Supply shocks have very different effects from demand pressures on the international economy — demand pressures are commonly associated with a robust international economy; supply shocks can knock a weak international economy off kilter. In current circumstances, the industrial economies (and their polities) are particularly vulnerable to the spike in oil prices. Even strongly growing economies like China and India are also at risk to its inflationary effect.

So what can we do?

The short answer: diversify. As Kobayashi suggests, there are three dimensions to this. The first is to expand oil imports from other sources. Russia is now a big international oil supplier and with its new Asian pipeline has the capacity to reduce the risks of dependence on the Middle East. Russia is a member of APEC and now also the East Asia Summit. The second is to shift to alternative energy sources. While the Fukushima problem puts a dampener on nuclear, the shift to gas from regional and other sources is prudent.

The longer answer: invest in the economic and political transformation of oil supplying countries because that will make them more stable sources of supply.

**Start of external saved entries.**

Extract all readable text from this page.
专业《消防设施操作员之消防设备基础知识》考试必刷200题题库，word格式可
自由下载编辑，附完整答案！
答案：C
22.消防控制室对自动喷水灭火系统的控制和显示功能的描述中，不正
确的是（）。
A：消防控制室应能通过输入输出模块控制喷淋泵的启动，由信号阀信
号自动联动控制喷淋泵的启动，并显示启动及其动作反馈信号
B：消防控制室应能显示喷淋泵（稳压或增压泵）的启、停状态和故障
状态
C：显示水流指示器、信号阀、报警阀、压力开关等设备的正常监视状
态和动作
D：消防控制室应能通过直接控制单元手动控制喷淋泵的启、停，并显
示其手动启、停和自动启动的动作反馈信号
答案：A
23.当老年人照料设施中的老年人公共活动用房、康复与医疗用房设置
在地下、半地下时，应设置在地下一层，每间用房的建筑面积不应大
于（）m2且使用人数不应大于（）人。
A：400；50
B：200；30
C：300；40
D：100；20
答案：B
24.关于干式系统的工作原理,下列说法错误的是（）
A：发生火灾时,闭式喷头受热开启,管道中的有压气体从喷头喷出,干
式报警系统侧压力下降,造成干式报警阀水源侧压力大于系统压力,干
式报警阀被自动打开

This is a moment of particular instability in Middle Eastern and North African politics and a time of more than ordinary risk, in that things could go bad very quickly. The strategies that Kobayashi outlined for diversifying against energy risk, and that Japan has deployed so successfully in the past, are an urgent policy interest in the region. They are medium to long term strategies for Asia’s energy security. They are matters that need to be at the top of the agenda for the upcoming East Asian Summit in Indonesia and the APEC meeting in Honolulu. And they are matters — in both their economic and political security dimensions — on which regional cooperation is an urgent priority. In the short term, strong collective commitment to, and clear follow-through on, the range of measures that Kobayashi recommends to protect against Asia’s energy risks will at least help to prick destabilising speculation that develops around any shortages of supply in oil markets.